In Chapter 13, Georgina Stevens approaches cultural practice from a different angle, as a base from which to mobilize for judicial and legal leverage toward achieving political rights. For newcomers to this wide-ranging subject, Stevens provides a review of legal rulings pertaining to Ainu, but also develops an integrated assessment of how legal mobilization both at home and abroad has leveraged Ainu claims in “shaming the state.” Ainu achieved international notoriety by exposing the Japanese government’s misdeeds in United Nations meetings, and linkages established there further galvanized the movement at home. While Ainu people have rarely seen concrete legal outcomes resulting in legal redress for historical or contemporary injustices, Stevens concludes that the collective gains of legal mobilization—symbolic, political, and economic—have helped improve and empower their domestic human rights situation. In this extended essay, Stevens brings the politics of the international movement up-to-date in discussing the content and potential effects of the Japanese government resolution in 2008 to recognize the Indigenous status of Ainu.

In Closing

For an edited volume such as this, where the collection of essays deals with a wide range of thematic material and comprises a diverse grouping of authors, it is imperative for the introduction to situate the book’s rationale and justify its ambition. In terms of historical context, we have

discussed how this venture seeks to move beyond the legacy of traditional Ainu Studies that continues within collective Ainu and academic memory to shape the delicate and often political nature of Ainu research (Ueki 2008; lewallen 2007; Bogdanowicz 2005; Siddle 1996). We have made clear how our ambition to move beyond the racialized focus of Ainu Studies past is in order to reframe the question of Ainu research in light of political reforms that are transforming Ainu society today. Indeed, one could make the closing argument that this book’s interest in opening up new spaces of engagement with contemporary Ainu research is indicative of changes within the Ainu movement itself. For the last twenty to thirty years at least, we have witnessed how the political writings of select organic Ainu intellectuals (e.g., Yūki Shōji 1980) have gradually given way to a range of personal and decentralized projects (incorporating new media) that Ainu are increasingly using to challenge and dismantle the limitations and constraints surrounding Ainu self-determination and expressions of identity. While the political conviction to renew an Ainu sense of belonging in the world has remained a constant, these projects have opened up new spaces of engagement in which individuals and groups are asking fundamental questions about the value of their lived experience as Ainu vis-à-vis traditional models of culture based on heritage.

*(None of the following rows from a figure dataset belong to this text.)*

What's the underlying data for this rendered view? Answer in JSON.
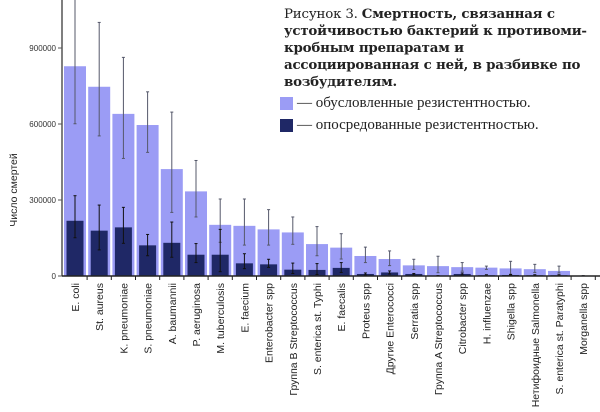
{
  "figure": {
    "label": "Рисунок 3.",
    "title": "Смертность, связанная с устойчивостью бактерий к противоми-кробным препаратам и ассоциированная с ней, в разбивке по возбудителям."
  },
  "legend": [
    {
      "label": "— обусловленные резистентностью.",
      "color": "#9b9cf5"
    },
    {
      "label": "— опосредованные резистентностью.",
      "color": "#1f2866"
    }
  ],
  "chart_data": {
    "type": "bar",
    "title": "",
    "xlabel": "",
    "ylabel": "Число смертей",
    "ylim": [
      0,
      1090000
    ],
    "yticks": [
      0,
      300000,
      600000,
      900000
    ],
    "ytick_labels": [
      "0",
      "300000",
      "600000",
      "900000"
    ],
    "grid": false,
    "legend_position": "top-right",
    "categories": [
      "E. coli",
      "St. aureus",
      "K. pneumoniae",
      "S. pneumoniae",
      "A. baumannii",
      "P. aeruginosa",
      "M. tuberculosis",
      "E. faecium",
      "Enterobacter spp",
      "Группа B Streptococcus",
      "S. enterica st. Typhi",
      "E. faecalis",
      "Proteus spp",
      "Другие Enterococci",
      "Serratia spp",
      "Группа A Streptococcus",
      "Citrobacter spp",
      "H. influenzae",
      "Shigella spp",
      "Нетифоидные Salmonella",
      "S. enterica st. Paratyphi",
      "Morganella spp"
    ],
    "series": [
      {
        "name": "— обусловленные резистентностью.",
        "color": "#9b9cf5",
        "values": [
          828000,
          747000,
          640000,
          596000,
          422000,
          334000,
          202000,
          198000,
          184000,
          172000,
          126000,
          112000,
          79000,
          67000,
          42000,
          39000,
          35000,
          33000,
          30000,
          27000,
          20000,
          1000
        ],
        "error_low": [
          601000,
          553000,
          464000,
          488000,
          251000,
          233000,
          133000,
          122000,
          122000,
          125000,
          80000,
          67000,
          53000,
          41000,
          26000,
          13000,
          19000,
          26000,
          7000,
          14000,
          12000,
          0
        ],
        "error_high": [
          1090000,
          1001000,
          863000,
          727000,
          647000,
          456000,
          304000,
          304000,
          262000,
          233000,
          195000,
          167000,
          114000,
          99000,
          66000,
          78000,
          53000,
          39000,
          58000,
          46000,
          39000,
          2000
        ]
      },
      {
        "name": "— опосредованные резистентностью.",
        "color": "#1f2866",
        "values": [
          218000,
          179000,
          192000,
          121000,
          131000,
          84000,
          84000,
          50000,
          46000,
          25000,
          24000,
          32000,
          8000,
          14000,
          8000,
          1000,
          8000,
          3000,
          4000,
          3000,
          3000,
          0
        ],
        "error_low": [
          151000,
          103000,
          129000,
          80000,
          74000,
          53000,
          17000,
          29000,
          34000,
          10000,
          6000,
          14000,
          4000,
          8000,
          4000,
          0,
          4000,
          1000,
          2000,
          1000,
          1000,
          0
        ],
        "error_high": [
          317000,
          280000,
          271000,
          164000,
          213000,
          128000,
          184000,
          88000,
          66000,
          51000,
          49000,
          53000,
          12000,
          20000,
          10000,
          2000,
          12000,
          5000,
          6000,
          5000,
          5000,
          0
        ]
      }
    ]
  }
}
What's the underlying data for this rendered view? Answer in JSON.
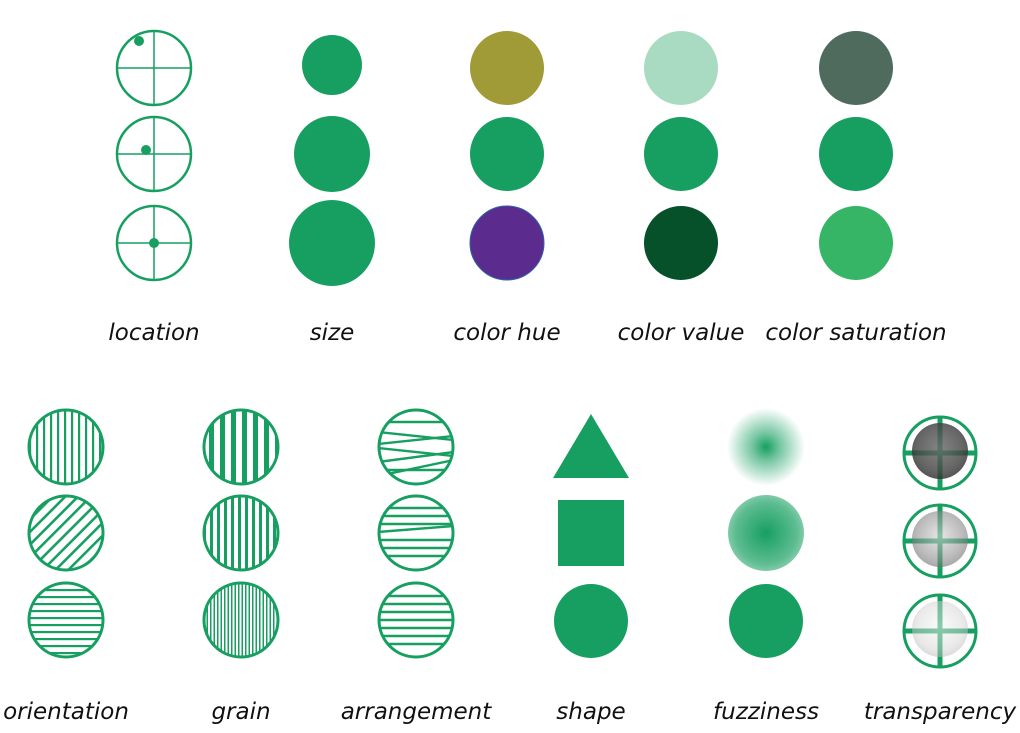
{
  "colors": {
    "green": "#179F61",
    "hue_olive": "#A09B36",
    "hue_purple": "#5B2C8E",
    "value_light": "#A9DBC2",
    "value_dark": "#06512A",
    "sat_low": "#4F6B5E",
    "sat_high": "#37B566"
  },
  "variables": [
    {
      "key": "location",
      "label": "location"
    },
    {
      "key": "size",
      "label": "size"
    },
    {
      "key": "color_hue",
      "label": "color hue"
    },
    {
      "key": "color_value",
      "label": "color value"
    },
    {
      "key": "color_saturation",
      "label": "color saturation"
    },
    {
      "key": "orientation",
      "label": "orientation"
    },
    {
      "key": "grain",
      "label": "grain"
    },
    {
      "key": "arrangement",
      "label": "arrangement"
    },
    {
      "key": "shape",
      "label": "shape"
    },
    {
      "key": "fuzziness",
      "label": "fuzziness"
    },
    {
      "key": "transparency",
      "label": "transparency"
    }
  ],
  "icons": {
    "location": "target-with-dot-icon",
    "size": "circle-icon",
    "shape": [
      "triangle-icon",
      "square-icon",
      "circle-icon"
    ]
  }
}
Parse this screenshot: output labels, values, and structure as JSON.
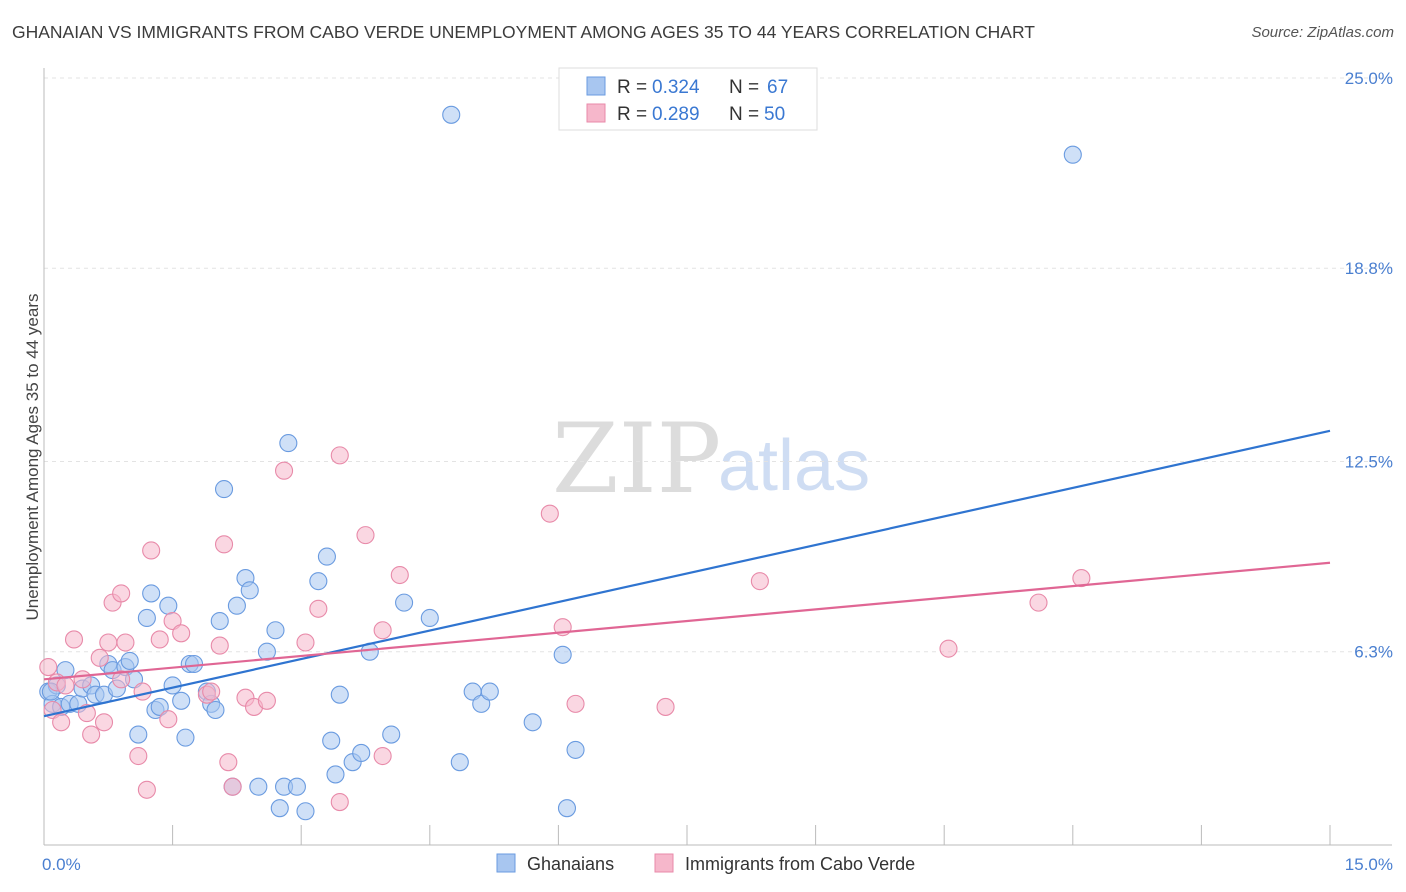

For these reasons you will find at the start of this book a poem entitled “Message from Ainu-Mosir” by Ainu artist Yūki Kōji. This poem was originally written for World Peace and Prayer Day in Japan in 2004. In recent years, Yūki has gained increasing prominence in Japan for his writings on climate change and environmental destruction, and for his efforts to locate solutions for lifestyle change within Ainu oral literature. Positioning Ainu in current debates on global environmental change raises a range of issues about Indigenous peoples and environmentalism, and furthermore how Indigenous thought can “help us interculturally think about a climate system that is interconnected to human practices” (Leduc 2010, 6; see also Aoyama 2012). We feel that Yūki’s verse provides fitting contemplation on the source of cultural knowledge and inheritance and how Ainu ethnicity may be envisioned for the future. In many ways, our rationale for this book, to break with the past and move beyond the constraints of traditional Ainu Studies, reflects this position.